History · stanley park · Transportation · Vancouver

There be Dragons…

000In the stuff that lies around on my desk, I have a photo of the figurehead of the Empress of Japan taken in 1928 just after it was installed in Stanley Park. As the ship was being broken up near the Second Narrows bridge on the North Shore, Vancouver Province publisher Frank J. Burd had the teak figurehead salvaged which was then presented to the city.

In looking at photographs of the early Empresses I hadn’t realized that the Empress of Japan and her sister the Empress of China both sported dragons on their bows (duh) and while similar there were subtle differences. One is a Japanese dragon and the other, surprise, is Chinese.

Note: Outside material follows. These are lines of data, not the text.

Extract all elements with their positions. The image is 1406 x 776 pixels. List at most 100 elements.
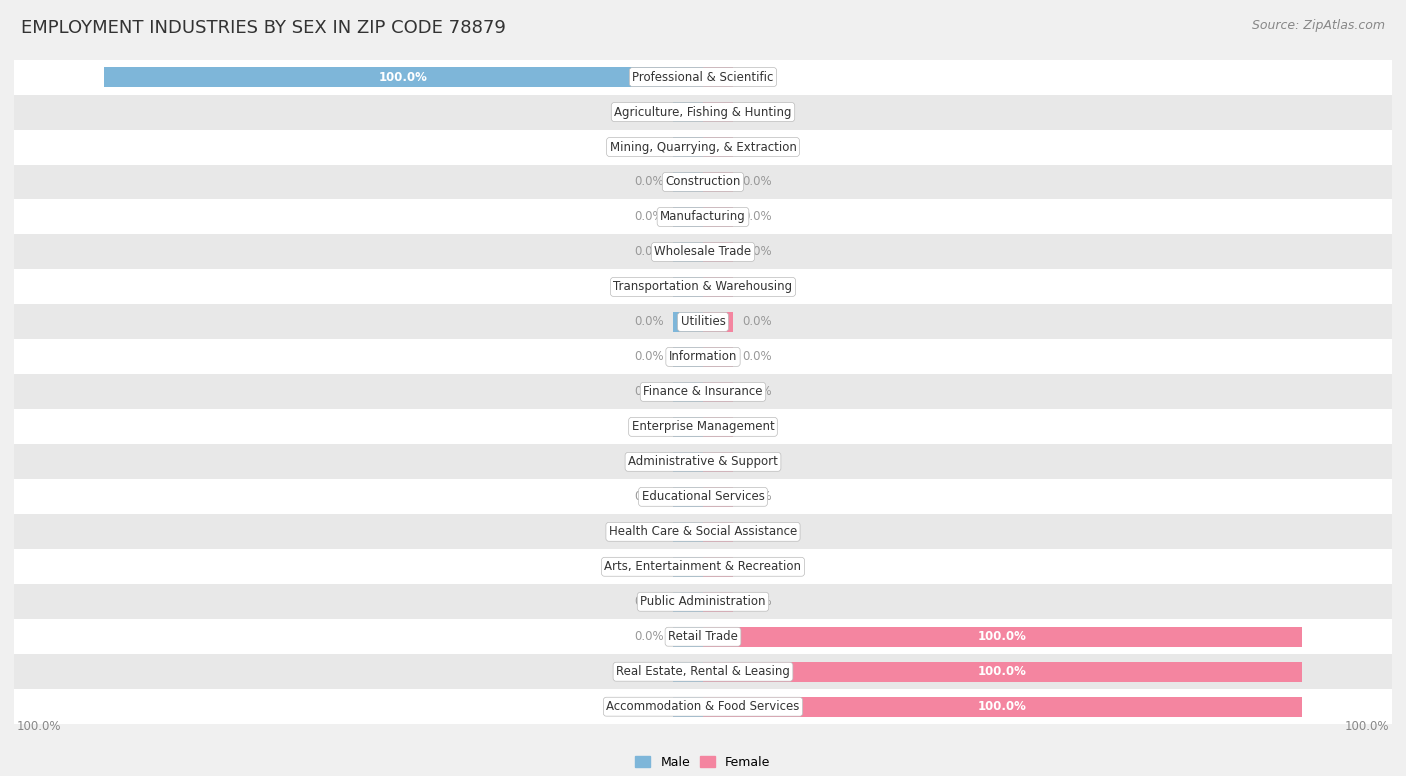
Text: Agriculture, Fishing & Hunting: Agriculture, Fishing & Hunting: [614, 106, 792, 119]
Bar: [703, 556, 733, 577]
Bar: [14, 654, 1392, 689]
Text: Wholesale Trade: Wholesale Trade: [654, 245, 752, 258]
Text: 0.0%: 0.0%: [742, 315, 772, 328]
Bar: [14, 304, 1392, 339]
Bar: [703, 171, 733, 192]
Bar: [703, 382, 733, 402]
Text: 0.0%: 0.0%: [634, 456, 664, 469]
Text: 100.0%: 100.0%: [380, 71, 427, 84]
Bar: [673, 382, 703, 402]
Text: 0.0%: 0.0%: [634, 386, 664, 398]
Bar: [673, 626, 703, 647]
Bar: [14, 584, 1392, 619]
Text: 0.0%: 0.0%: [742, 140, 772, 154]
Bar: [673, 697, 703, 717]
Bar: [14, 619, 1392, 654]
Text: Construction: Construction: [665, 175, 741, 189]
Bar: [703, 452, 733, 472]
Bar: [673, 452, 703, 472]
Text: 0.0%: 0.0%: [742, 71, 772, 84]
Bar: [14, 130, 1392, 165]
Text: Educational Services: Educational Services: [641, 490, 765, 504]
Bar: [703, 697, 1302, 717]
Bar: [14, 445, 1392, 480]
Bar: [703, 242, 733, 262]
Bar: [703, 67, 733, 87]
Text: Source: ZipAtlas.com: Source: ZipAtlas.com: [1251, 19, 1385, 33]
Bar: [14, 199, 1392, 234]
Text: 100.0%: 100.0%: [979, 700, 1026, 713]
Bar: [673, 521, 703, 542]
Text: 0.0%: 0.0%: [634, 245, 664, 258]
Text: Finance & Insurance: Finance & Insurance: [644, 386, 762, 398]
Text: Manufacturing: Manufacturing: [661, 210, 745, 223]
Text: 0.0%: 0.0%: [634, 210, 664, 223]
Bar: [673, 417, 703, 437]
Bar: [703, 137, 733, 158]
Bar: [673, 137, 703, 158]
Bar: [14, 410, 1392, 445]
Bar: [703, 312, 733, 332]
Bar: [703, 591, 733, 612]
Bar: [703, 207, 733, 227]
Bar: [703, 487, 733, 507]
Bar: [14, 480, 1392, 514]
Bar: [673, 591, 703, 612]
Text: Utilities: Utilities: [681, 315, 725, 328]
Bar: [673, 347, 703, 367]
Text: 0.0%: 0.0%: [634, 140, 664, 154]
Text: 0.0%: 0.0%: [742, 595, 772, 608]
Bar: [703, 417, 733, 437]
Text: EMPLOYMENT INDUSTRIES BY SEX IN ZIP CODE 78879: EMPLOYMENT INDUSTRIES BY SEX IN ZIP CODE…: [21, 19, 506, 37]
Text: 0.0%: 0.0%: [634, 315, 664, 328]
Bar: [14, 269, 1392, 304]
Text: Public Administration: Public Administration: [640, 595, 766, 608]
Bar: [673, 487, 703, 507]
Text: Administrative & Support: Administrative & Support: [628, 456, 778, 469]
Text: 0.0%: 0.0%: [742, 351, 772, 363]
Bar: [673, 171, 703, 192]
Text: 0.0%: 0.0%: [634, 490, 664, 504]
Text: 100.0%: 100.0%: [979, 630, 1026, 643]
Bar: [673, 662, 703, 682]
Bar: [14, 339, 1392, 374]
Text: 0.0%: 0.0%: [742, 175, 772, 189]
Text: 0.0%: 0.0%: [634, 560, 664, 573]
Bar: [673, 242, 703, 262]
Bar: [104, 67, 703, 87]
Bar: [703, 277, 733, 297]
Text: Arts, Entertainment & Recreation: Arts, Entertainment & Recreation: [605, 560, 801, 573]
Text: 0.0%: 0.0%: [742, 106, 772, 119]
Text: 0.0%: 0.0%: [742, 386, 772, 398]
Text: Mining, Quarrying, & Extraction: Mining, Quarrying, & Extraction: [610, 140, 796, 154]
Text: 0.0%: 0.0%: [742, 245, 772, 258]
Text: Enterprise Management: Enterprise Management: [631, 421, 775, 433]
Text: Professional & Scientific: Professional & Scientific: [633, 71, 773, 84]
Text: 0.0%: 0.0%: [634, 175, 664, 189]
Text: 0.0%: 0.0%: [742, 421, 772, 433]
Bar: [14, 514, 1392, 549]
Bar: [673, 277, 703, 297]
Bar: [14, 234, 1392, 269]
Legend: Male, Female: Male, Female: [630, 751, 776, 774]
Text: 0.0%: 0.0%: [634, 525, 664, 539]
Text: 0.0%: 0.0%: [634, 665, 664, 678]
Bar: [14, 60, 1392, 95]
Bar: [673, 102, 703, 122]
Bar: [673, 312, 703, 332]
Text: 0.0%: 0.0%: [634, 700, 664, 713]
Bar: [14, 374, 1392, 410]
Text: 0.0%: 0.0%: [634, 351, 664, 363]
Text: 0.0%: 0.0%: [634, 106, 664, 119]
Text: Health Care & Social Assistance: Health Care & Social Assistance: [609, 525, 797, 539]
Text: 0.0%: 0.0%: [634, 595, 664, 608]
Text: Accommodation & Food Services: Accommodation & Food Services: [606, 700, 800, 713]
Text: 0.0%: 0.0%: [742, 210, 772, 223]
Bar: [703, 626, 1302, 647]
Bar: [703, 521, 733, 542]
Bar: [703, 662, 1302, 682]
Text: 0.0%: 0.0%: [634, 421, 664, 433]
Bar: [703, 102, 733, 122]
Text: Real Estate, Rental & Leasing: Real Estate, Rental & Leasing: [616, 665, 790, 678]
Text: Transportation & Warehousing: Transportation & Warehousing: [613, 280, 793, 293]
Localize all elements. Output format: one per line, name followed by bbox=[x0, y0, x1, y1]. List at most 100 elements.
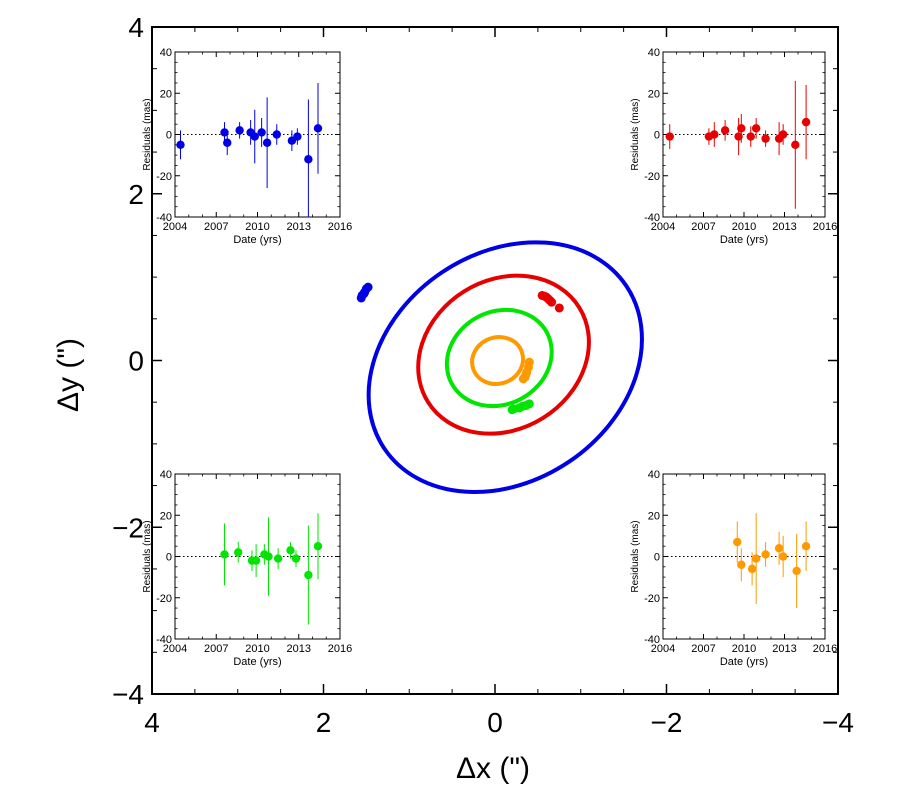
inset-x-tick-label: 2013 bbox=[772, 221, 796, 233]
inset-data-point bbox=[304, 570, 313, 580]
orbit-point-blue bbox=[363, 282, 373, 292]
inset-data-point bbox=[262, 138, 272, 147]
inset-y-tick-label: 40 bbox=[160, 469, 172, 481]
main-x-tick-label: −4 bbox=[822, 707, 854, 738]
inset-y-tick-label: 20 bbox=[160, 88, 172, 100]
inset-y-tick-label: -40 bbox=[644, 634, 660, 646]
inset-x-tick-label: 2004 bbox=[163, 221, 187, 233]
inset-data-point bbox=[751, 554, 761, 563]
inset-y-tick-label: -20 bbox=[644, 593, 660, 605]
inset-x-axis-label: Date (yrs) bbox=[720, 234, 768, 246]
main-y-tick-label: 2 bbox=[128, 179, 144, 210]
inset-data-point bbox=[235, 126, 244, 135]
inset-y-tick-label: 20 bbox=[160, 510, 172, 522]
main-y-axis-label: Δy (") bbox=[52, 338, 85, 412]
inset-y-axis-label: Residuals (mas) bbox=[142, 98, 153, 170]
inset-data-point bbox=[313, 124, 323, 133]
inset-y-tick-label: -20 bbox=[156, 171, 172, 183]
main-y-tick-label: −2 bbox=[112, 512, 144, 543]
inset-data-point bbox=[176, 140, 185, 150]
inset-data-point bbox=[264, 552, 273, 561]
inset-y-tick-label: 40 bbox=[160, 47, 172, 59]
inset-data-point bbox=[250, 132, 259, 141]
inset-y-axis-label: Residuals (mas) bbox=[142, 520, 153, 592]
inset-data-point bbox=[734, 132, 743, 141]
inset-y-tick-label: 40 bbox=[648, 469, 660, 481]
inset-y-tick-label: 0 bbox=[166, 130, 172, 142]
inset-x-tick-label: 2016 bbox=[813, 221, 837, 233]
inset-data-point bbox=[286, 546, 295, 555]
inset-panels: 2004 2007 2010 2013 2016 -40 -20 0 20 40 Date (yrs… bbox=[142, 47, 837, 668]
inset-data-point bbox=[792, 566, 801, 576]
orbit-point-green bbox=[524, 399, 534, 409]
main-x-tick-label: 0 bbox=[487, 707, 503, 738]
inset-y-tick-label: -40 bbox=[156, 212, 172, 224]
main-x-axis-label: Δx (") bbox=[456, 752, 530, 785]
inset-data-point bbox=[778, 130, 788, 139]
inset-x-tick-label: 2016 bbox=[328, 221, 352, 233]
inset-x-axis-label: Date (yrs) bbox=[233, 656, 281, 668]
inset-data-point bbox=[761, 550, 770, 559]
main-y-tick-label: 0 bbox=[128, 346, 144, 377]
inset-data-point bbox=[313, 541, 323, 551]
orbit-red bbox=[416, 273, 591, 436]
inset-data-point bbox=[257, 128, 266, 137]
inset-y-tick-label: -40 bbox=[644, 212, 660, 224]
inset-data-point bbox=[223, 138, 232, 147]
main-y-tick-label: −4 bbox=[112, 679, 144, 710]
inset-x-tick-label: 2013 bbox=[287, 221, 311, 233]
inset-x-tick-label: 2016 bbox=[813, 643, 837, 655]
inset-data-point bbox=[220, 128, 229, 137]
inset-x-tick-label: 2010 bbox=[245, 221, 269, 233]
orbit-point-green bbox=[507, 405, 517, 415]
orbit-orange bbox=[470, 335, 526, 386]
orbit-point-orange bbox=[521, 370, 531, 380]
inset-data-point bbox=[293, 132, 302, 141]
inset-data-point bbox=[774, 544, 784, 553]
inset-data-point bbox=[720, 126, 730, 135]
main-x-tick-label: −2 bbox=[651, 707, 683, 738]
main-plot: 4 2 0 −2 −4 −4 −2 0 2 4 bbox=[112, 12, 854, 738]
inset-data-point bbox=[791, 140, 800, 150]
inset-data-point bbox=[291, 554, 301, 563]
inset-y-tick-label: 0 bbox=[654, 552, 660, 564]
inset-x-tick-label: 2007 bbox=[204, 643, 228, 655]
inset-x-tick-label: 2007 bbox=[204, 221, 228, 233]
inset-x-axis-label: Date (yrs) bbox=[233, 234, 281, 246]
inset-x-tick-label: 2007 bbox=[691, 221, 715, 233]
inset-bottom-left: 2004 2007 2010 2013 2016 -40 -20 0 20 40 Date (yrs… bbox=[142, 469, 352, 668]
inset-y-tick-label: -20 bbox=[156, 593, 172, 605]
orbit-green bbox=[444, 307, 554, 409]
inset-bottom-right: 2004 2007 2010 2013 2016 -40 -20 0 20 40 Date (yrs… bbox=[630, 469, 837, 668]
inset-data-point bbox=[665, 132, 674, 141]
inset-y-tick-label: 40 bbox=[648, 47, 660, 59]
inset-x-tick-label: 2004 bbox=[651, 643, 675, 655]
inset-data-point bbox=[737, 560, 746, 569]
inset-y-tick-label: 20 bbox=[648, 88, 660, 100]
inset-data-point bbox=[710, 130, 719, 139]
inset-data-point bbox=[220, 550, 229, 559]
inset-top-right: 2004 2007 2010 2013 2016 -40 -20 0 20 40 Date (yrs… bbox=[630, 47, 837, 246]
inset-data-point bbox=[761, 134, 770, 143]
orbit-blue bbox=[366, 240, 644, 495]
inset-data-point bbox=[751, 124, 761, 133]
inset-x-tick-label: 2010 bbox=[732, 643, 756, 655]
main-x-tick-label: 4 bbox=[144, 707, 160, 738]
inset-y-axis-label: Residuals (mas) bbox=[630, 98, 641, 170]
inset-y-tick-label: 20 bbox=[648, 510, 660, 522]
inset-y-tick-label: -20 bbox=[644, 171, 660, 183]
orbit-point-red bbox=[547, 297, 557, 307]
inset-x-tick-label: 2010 bbox=[245, 643, 269, 655]
inset-data-point bbox=[273, 554, 283, 563]
inset-data-point bbox=[304, 155, 313, 164]
inset-data-point bbox=[747, 564, 757, 574]
inset-data-point bbox=[737, 124, 746, 133]
inset-top-left: 2004 2007 2010 2013 2016 -40 -20 0 20 40 Date (yrs… bbox=[142, 47, 352, 246]
inset-data-point bbox=[234, 548, 243, 557]
inset-x-tick-label: 2004 bbox=[163, 643, 187, 655]
inset-data-point bbox=[801, 541, 811, 551]
inset-x-tick-label: 2013 bbox=[287, 643, 311, 655]
main-y-tick-label: 4 bbox=[128, 12, 144, 43]
inset-data-point bbox=[746, 132, 755, 141]
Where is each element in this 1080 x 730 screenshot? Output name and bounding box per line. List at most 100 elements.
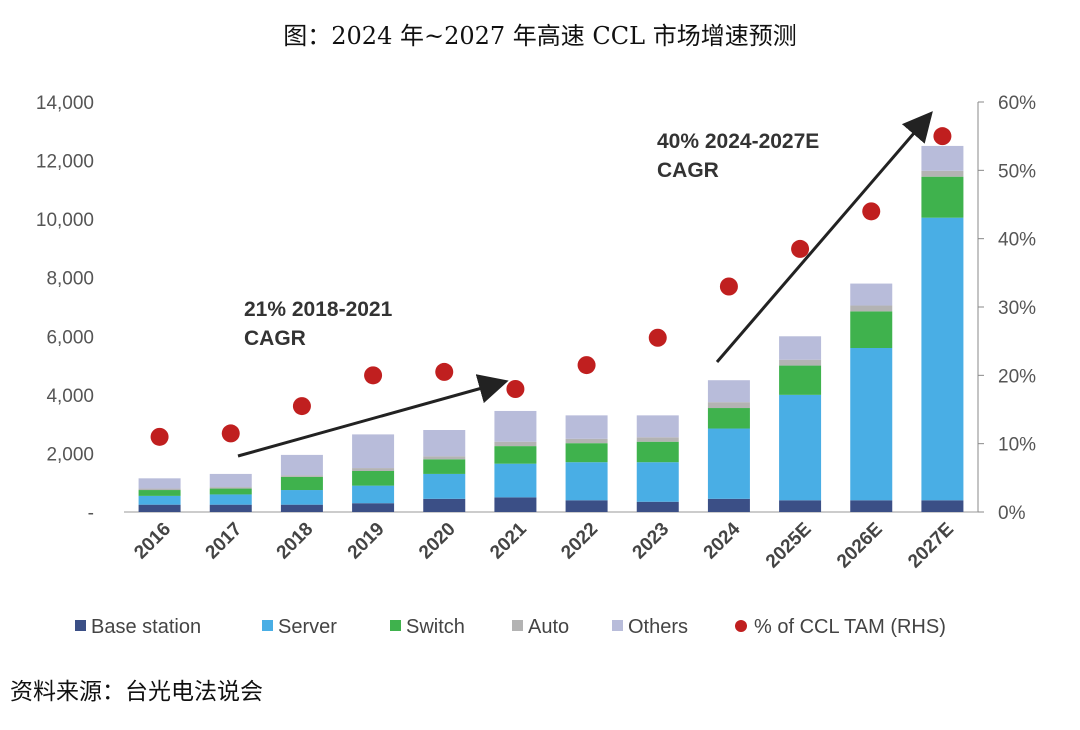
bar-segment-others <box>352 434 395 469</box>
x-axis-tick-label: 2018 <box>273 519 318 564</box>
bar-segment-server <box>707 428 750 499</box>
bar-segment-others <box>850 283 893 306</box>
bar-segment-others <box>494 410 537 442</box>
bar-segment-server <box>921 217 964 501</box>
bar-segment-auto <box>636 437 679 442</box>
bar-segment-switch <box>565 443 608 463</box>
bar-segment-others <box>280 454 323 476</box>
bar-segment-others <box>138 478 181 489</box>
cagr-arrow-2024-2027 <box>715 111 933 363</box>
percentage-dot <box>577 356 596 375</box>
bar-segment-others <box>209 473 252 488</box>
percentage-dot <box>648 328 667 347</box>
x-axis-tick-label: 2027E <box>904 519 958 573</box>
bar-segment-auto <box>352 468 395 471</box>
bar-segment-auto <box>209 487 252 489</box>
left-axis-tick-label: 4,000 <box>46 386 94 407</box>
percentage-dot <box>435 362 454 381</box>
bar-segment-server <box>636 462 679 502</box>
legend-label-others: Others <box>628 616 688 638</box>
bar-segment-others <box>636 415 679 438</box>
percentage-dot <box>933 127 952 146</box>
percentage-dot <box>150 427 169 446</box>
bar-segment-base-station <box>352 503 395 512</box>
legend-label-ccl-tam: % of CCL TAM (RHS) <box>754 616 946 638</box>
legend-swatch-base-station <box>75 620 86 631</box>
x-axis-tick-label: 2021 <box>486 518 531 563</box>
x-axis-tick-label: 2024 <box>700 518 745 563</box>
legend-swatch-server <box>262 620 273 631</box>
right-axis-tick-label: 0% <box>998 503 1026 524</box>
bar-segment-switch <box>423 459 466 474</box>
bar-segment-switch <box>280 476 323 491</box>
percentage-dot <box>719 277 738 296</box>
percentage-dot <box>506 380 525 398</box>
x-axis-tick-label: 2017 <box>202 519 247 564</box>
right-axis-tick-label: 50% <box>998 161 1036 182</box>
bar-segment-server <box>280 490 323 505</box>
bar-segment-switch <box>352 471 395 486</box>
bar-segment-others <box>779 336 822 360</box>
x-axis-tick-label: 2016 <box>130 519 175 564</box>
bar-segment-base-station <box>280 504 323 512</box>
legend-label-base-station: Base station <box>91 616 201 638</box>
bar-segment-auto <box>850 305 893 312</box>
stacked-bar-chart: -2,0004,0006,0008,00010,00012,00014,000 … <box>36 93 1036 638</box>
left-axis-tick-label: 6,000 <box>46 327 94 348</box>
legend-swatch-others <box>612 620 623 631</box>
left-axis-tick-label: 8,000 <box>46 269 94 290</box>
bar-segment-base-station <box>423 498 466 512</box>
bar-segment-switch <box>850 311 893 348</box>
bar-segment-base-station <box>494 497 537 512</box>
bar-group <box>138 145 964 512</box>
left-axis-tick-label: - <box>88 503 94 524</box>
bar-segment-switch <box>138 490 181 496</box>
bar-segment-base-station <box>636 501 679 512</box>
left-axis-tick-label: 12,000 <box>36 152 94 173</box>
bar-segment-others <box>921 145 964 171</box>
x-axis-tick-label: 2020 <box>415 519 460 564</box>
percentage-dot <box>791 239 810 258</box>
x-axis-tick-label: 2019 <box>344 519 389 564</box>
bar-segment-others <box>565 415 608 439</box>
bar-segment-auto <box>423 456 466 460</box>
left-axis-tick-label: 10,000 <box>36 210 94 231</box>
bar-segment-auto <box>280 475 323 477</box>
bar-segment-auto <box>138 488 181 491</box>
right-y-axis: 0% 10% 20% 30% 40% 50% 60% <box>124 93 1036 524</box>
x-axis-tick-label: 2026E <box>833 519 887 573</box>
bar-segment-base-station <box>138 504 181 512</box>
bar-segment-server <box>565 462 608 501</box>
left-axis-tick-label: 2,000 <box>46 444 94 465</box>
bar-segment-switch <box>921 176 964 218</box>
x-axis-tick-label: 2025E <box>762 519 816 573</box>
legend-swatch-auto <box>512 620 523 631</box>
x-axis-labels: 2016 2017 2018 2019 2020 2021 2022 2023 2024 2025… <box>130 518 958 572</box>
chart-title: 图：2024 年~2027 年高速 CCL 市场增速预测 <box>283 22 797 50</box>
right-axis-tick-label: 40% <box>998 230 1036 251</box>
bar-segment-base-station <box>707 498 750 512</box>
left-axis-tick-label: 14,000 <box>36 93 94 114</box>
legend-swatch-ccl-tam <box>735 620 747 632</box>
legend-label-auto: Auto <box>528 616 569 638</box>
bar-segment-base-station <box>565 500 608 512</box>
percentage-dot <box>221 424 240 443</box>
right-axis-tick-label: 10% <box>998 435 1036 456</box>
percentage-dot <box>862 202 881 221</box>
x-axis-tick-label: 2023 <box>629 519 674 564</box>
right-axis-tick-label: 20% <box>998 366 1036 387</box>
source-note: 资料来源：台光电法说会 <box>10 679 263 705</box>
legend-label-server: Server <box>278 616 337 638</box>
annotation-2018-2021-line1: 21% 2018-2021 <box>244 298 393 321</box>
annotation-2018-2021-line2: CAGR <box>244 327 306 350</box>
cagr-arrow-2018-2021 <box>237 374 509 458</box>
left-y-axis: - 2,000 4,000 6,000 8,000 10,000 12,000 14,000 <box>36 93 94 524</box>
bar-segment-server <box>850 348 893 501</box>
bar-segment-auto <box>565 438 608 444</box>
bar-segment-others <box>707 380 750 403</box>
bar-segment-server <box>494 463 537 498</box>
bar-segment-server <box>352 485 395 504</box>
bar-segment-server <box>209 494 252 505</box>
bar-segment-auto <box>921 170 964 177</box>
bar-segment-switch <box>209 488 252 495</box>
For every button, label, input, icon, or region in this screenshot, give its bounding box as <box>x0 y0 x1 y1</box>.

empress of japanempress of china

What’s the difference? The basically the Japanese dragon has three toes vs four or five for the Chinese – a dragon with five toes was a symbol of the imperial family, and suitable for the Empress of China. All Asian dragons generally symbolize benevolent creatures full of wisdom and strength. The Empress of China’s dragon was carved in Kowloon, there’s no reference for where the other one was carved.

Empress of Japan and its sister ships were designed by John H. Biles the noted naval architect and were built by the British firm Naval Construction & Armaments Co. at Barrow-in-Furness. At 5,905-tons, a length of 455.6 feet, beam of 51.2 feet, a clipper bow, schooner-type masts and buff-coloured funnels she was a picture of elegance. Accommodation was provided for 770 passengers (120 first class, 50 second class and 600 steerage). The Empress of Japan and her two sister-ships, the Empresses of China and India, were the first vessels on the Pacific to have twin propellers with reciprocating engines which provided an average speed of 16 knots.

Under the command of Captain Henry Pybus, the Empress of Japan took the blue ribbon for a record crossing of the Pacific in 1897, a record the ship held for over two decades.

She was laid up in the second half of 1922 and remained at anchor in the harbour until she was demolished at North Vancouver in the Spring of 1926.